Uzbek teacher, poet and politician (born 1971)

Umidakhon Ahmadjanova Zakirova (born 30 September 1971) is an Uzbek teacher, poet and politician. Since 2020, Zakirova is deputy of the Legislative Chamber from Andijan constituency No. 9. She is a member of the Uzbekistan Liberal Democratic Party.
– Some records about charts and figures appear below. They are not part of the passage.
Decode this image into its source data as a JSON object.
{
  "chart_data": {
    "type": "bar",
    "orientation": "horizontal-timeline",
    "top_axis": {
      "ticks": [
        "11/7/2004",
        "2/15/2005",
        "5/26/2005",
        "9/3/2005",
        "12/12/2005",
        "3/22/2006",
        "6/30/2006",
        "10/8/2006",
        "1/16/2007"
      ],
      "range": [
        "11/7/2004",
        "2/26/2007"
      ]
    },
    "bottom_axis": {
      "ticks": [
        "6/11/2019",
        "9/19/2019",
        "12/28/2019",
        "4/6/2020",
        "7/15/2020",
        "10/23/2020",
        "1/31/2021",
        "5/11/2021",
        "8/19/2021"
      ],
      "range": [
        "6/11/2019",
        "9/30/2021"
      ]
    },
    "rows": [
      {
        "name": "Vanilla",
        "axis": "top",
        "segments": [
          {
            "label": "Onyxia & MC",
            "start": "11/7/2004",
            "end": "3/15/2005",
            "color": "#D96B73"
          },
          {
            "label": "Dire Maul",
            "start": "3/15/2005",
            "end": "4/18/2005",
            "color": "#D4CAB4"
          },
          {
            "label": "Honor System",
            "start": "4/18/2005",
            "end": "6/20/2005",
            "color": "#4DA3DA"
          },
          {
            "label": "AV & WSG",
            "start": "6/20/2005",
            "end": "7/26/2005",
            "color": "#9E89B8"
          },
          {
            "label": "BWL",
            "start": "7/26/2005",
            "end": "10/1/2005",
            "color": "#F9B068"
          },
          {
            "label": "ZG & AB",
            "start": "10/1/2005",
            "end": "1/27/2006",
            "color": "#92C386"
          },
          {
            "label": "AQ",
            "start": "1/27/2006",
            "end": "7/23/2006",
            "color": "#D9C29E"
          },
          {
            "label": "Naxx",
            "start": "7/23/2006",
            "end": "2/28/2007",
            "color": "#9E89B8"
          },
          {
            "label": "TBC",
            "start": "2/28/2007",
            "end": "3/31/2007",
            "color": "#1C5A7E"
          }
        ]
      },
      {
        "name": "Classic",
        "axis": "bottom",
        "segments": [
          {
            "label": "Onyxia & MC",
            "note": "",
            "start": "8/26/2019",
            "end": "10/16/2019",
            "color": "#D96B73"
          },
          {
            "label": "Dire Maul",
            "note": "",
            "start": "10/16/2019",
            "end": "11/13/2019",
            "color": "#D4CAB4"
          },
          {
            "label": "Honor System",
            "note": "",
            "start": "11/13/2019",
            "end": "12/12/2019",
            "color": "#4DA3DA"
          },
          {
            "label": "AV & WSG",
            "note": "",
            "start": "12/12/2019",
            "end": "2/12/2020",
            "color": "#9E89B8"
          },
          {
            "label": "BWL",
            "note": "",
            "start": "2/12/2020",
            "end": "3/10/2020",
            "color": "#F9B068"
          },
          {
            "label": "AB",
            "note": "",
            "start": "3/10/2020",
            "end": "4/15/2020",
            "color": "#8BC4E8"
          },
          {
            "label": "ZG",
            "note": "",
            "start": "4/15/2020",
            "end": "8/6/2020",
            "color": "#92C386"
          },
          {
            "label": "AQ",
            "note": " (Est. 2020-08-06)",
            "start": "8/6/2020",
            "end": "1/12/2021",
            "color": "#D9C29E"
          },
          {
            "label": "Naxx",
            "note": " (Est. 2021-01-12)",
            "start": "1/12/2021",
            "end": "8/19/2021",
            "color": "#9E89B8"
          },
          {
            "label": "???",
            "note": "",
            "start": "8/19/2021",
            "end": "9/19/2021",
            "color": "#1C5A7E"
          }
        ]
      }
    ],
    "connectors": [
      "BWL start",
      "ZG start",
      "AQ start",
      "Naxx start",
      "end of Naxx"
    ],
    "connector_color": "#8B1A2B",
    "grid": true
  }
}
==Early life and education==
Zakirova was born on 30 September 1971 in Andijan. She received higher education, graduating from the Andijan State Pedagogical Institute of Languages in 1994. She then became a teacher of the Russian language and literature.

==Career==
Zakirova began her career in 1988 as a laboratory assistant at the Andijan Pedagogical Institute of Languages. From 1994 to 2004, she worked as a teacher of Russian language and literature, deputy director for career guidance at secondary school No. 30 in Andijan. From 2004 to 2015, she also served as Deputy Director for Spiritual and Educational Issues at this educational institution. From 2015 to 2019, she served as director of secondary school No. 4 in Andijan. In 2019, she was appointed director of secondary school No. 11 in Andijan.

==Political career==
In the Legislative Chamber, Zakirova is a member of the Committee on Labor and Social Issues, a member of the Faction of the Movement of Entrepreneurs and Business People as part of the Liberal Democratic Party.

==Personal life==
In addition to her native Uzbek, Zakirova speaks Russian, Turkish and English. She is married and has three children.

==Awards==
Zakirova was awarded the "15 years of Independence of Uzbekistan" and "27 years of the Constitution of Uzbekistan" commemorative awards, and the "Excellence in Public Education" badge.